Pigments and “structural” processes are used to achieve the birds’ spectacular colors.
“Birds can be colourful in many different ways but often being colourful involves displaying colours that are produced by several different colouration mechanisms. For example, dark colours such as blacks and browns are produced by a pigment called melanin that is deposited in the feathers. Likewise, brighter colours such as reds, oranges and yellows are produced by depositing a different set of pigments called carotenoids,” explained Cooney. “In contrast to these ‘pigmentary’ colour mechanisms, some birds can produce colour using ‘structural’ mechanisms, which involve fine-scale structural modifications to the feathers to reflect certain wavelengths of light. In particular, many blues, violets and ultraviolet bird colours are produced by structural mechanisms… [B]irds with the most colourful plumage (such as the Paradise Tanager) will likely produce these colours using a variety of mechanisms.”
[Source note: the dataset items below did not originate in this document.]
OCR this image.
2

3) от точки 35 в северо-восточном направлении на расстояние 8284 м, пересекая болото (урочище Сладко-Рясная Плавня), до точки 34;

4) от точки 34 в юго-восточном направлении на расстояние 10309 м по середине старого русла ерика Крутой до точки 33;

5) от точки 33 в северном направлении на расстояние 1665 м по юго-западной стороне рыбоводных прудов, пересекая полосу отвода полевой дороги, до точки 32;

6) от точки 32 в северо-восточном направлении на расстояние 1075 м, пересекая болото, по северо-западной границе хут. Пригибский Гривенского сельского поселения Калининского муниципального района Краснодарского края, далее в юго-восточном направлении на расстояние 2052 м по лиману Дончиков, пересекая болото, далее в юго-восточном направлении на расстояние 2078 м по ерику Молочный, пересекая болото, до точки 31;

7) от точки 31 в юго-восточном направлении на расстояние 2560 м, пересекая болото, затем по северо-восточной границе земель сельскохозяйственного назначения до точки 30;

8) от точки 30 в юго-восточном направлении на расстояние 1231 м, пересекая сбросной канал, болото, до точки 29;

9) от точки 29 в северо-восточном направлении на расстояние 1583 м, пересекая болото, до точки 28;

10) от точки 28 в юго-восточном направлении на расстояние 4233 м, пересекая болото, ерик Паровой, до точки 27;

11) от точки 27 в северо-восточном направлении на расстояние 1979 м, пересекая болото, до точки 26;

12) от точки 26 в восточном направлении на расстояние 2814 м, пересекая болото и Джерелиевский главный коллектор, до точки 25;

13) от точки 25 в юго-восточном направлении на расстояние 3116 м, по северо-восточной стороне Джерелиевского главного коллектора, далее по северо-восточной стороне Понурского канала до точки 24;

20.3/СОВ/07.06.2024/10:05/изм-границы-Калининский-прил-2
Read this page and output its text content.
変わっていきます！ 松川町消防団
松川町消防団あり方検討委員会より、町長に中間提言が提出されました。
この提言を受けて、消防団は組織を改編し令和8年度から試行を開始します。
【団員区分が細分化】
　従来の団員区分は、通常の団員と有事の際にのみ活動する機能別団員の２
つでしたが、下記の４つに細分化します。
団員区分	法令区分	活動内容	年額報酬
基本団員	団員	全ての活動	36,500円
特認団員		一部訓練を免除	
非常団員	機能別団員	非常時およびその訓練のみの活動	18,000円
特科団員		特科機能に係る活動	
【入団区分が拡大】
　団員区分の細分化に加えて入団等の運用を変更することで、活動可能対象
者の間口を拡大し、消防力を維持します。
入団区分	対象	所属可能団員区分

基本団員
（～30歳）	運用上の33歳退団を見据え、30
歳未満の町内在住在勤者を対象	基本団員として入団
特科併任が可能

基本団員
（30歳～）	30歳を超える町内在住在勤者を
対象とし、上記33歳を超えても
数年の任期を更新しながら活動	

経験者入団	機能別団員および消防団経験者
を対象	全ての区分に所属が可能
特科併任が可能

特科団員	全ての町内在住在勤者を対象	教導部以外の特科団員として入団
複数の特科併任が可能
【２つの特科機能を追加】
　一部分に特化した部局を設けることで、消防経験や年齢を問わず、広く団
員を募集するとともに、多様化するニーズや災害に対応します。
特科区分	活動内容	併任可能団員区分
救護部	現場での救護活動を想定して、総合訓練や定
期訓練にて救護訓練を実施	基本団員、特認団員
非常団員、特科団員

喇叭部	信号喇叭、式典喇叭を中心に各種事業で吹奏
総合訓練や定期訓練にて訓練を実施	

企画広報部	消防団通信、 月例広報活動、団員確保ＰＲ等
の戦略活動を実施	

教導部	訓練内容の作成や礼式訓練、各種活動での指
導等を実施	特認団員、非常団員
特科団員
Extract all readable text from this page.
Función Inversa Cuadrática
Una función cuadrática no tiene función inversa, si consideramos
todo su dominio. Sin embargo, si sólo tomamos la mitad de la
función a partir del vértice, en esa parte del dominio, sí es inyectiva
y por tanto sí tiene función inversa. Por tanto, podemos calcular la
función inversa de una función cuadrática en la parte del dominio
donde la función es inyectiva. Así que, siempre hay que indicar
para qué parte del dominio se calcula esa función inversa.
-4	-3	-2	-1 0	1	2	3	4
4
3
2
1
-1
How the climate crisis will affect the coloration of animals throughout the world remains to be seen.
“[U]nfortunately it is not yet well known how climate change (and other forms of environmental change) will affect trends in animal colouration. However, this is an increasingly active area of research and hopefully large datasets of animal colouration such as ours will allow us to investigate the relationship between colour and climate more deeply, and so shed light on the implications of climate change for global trends in colouration,” Cooney said.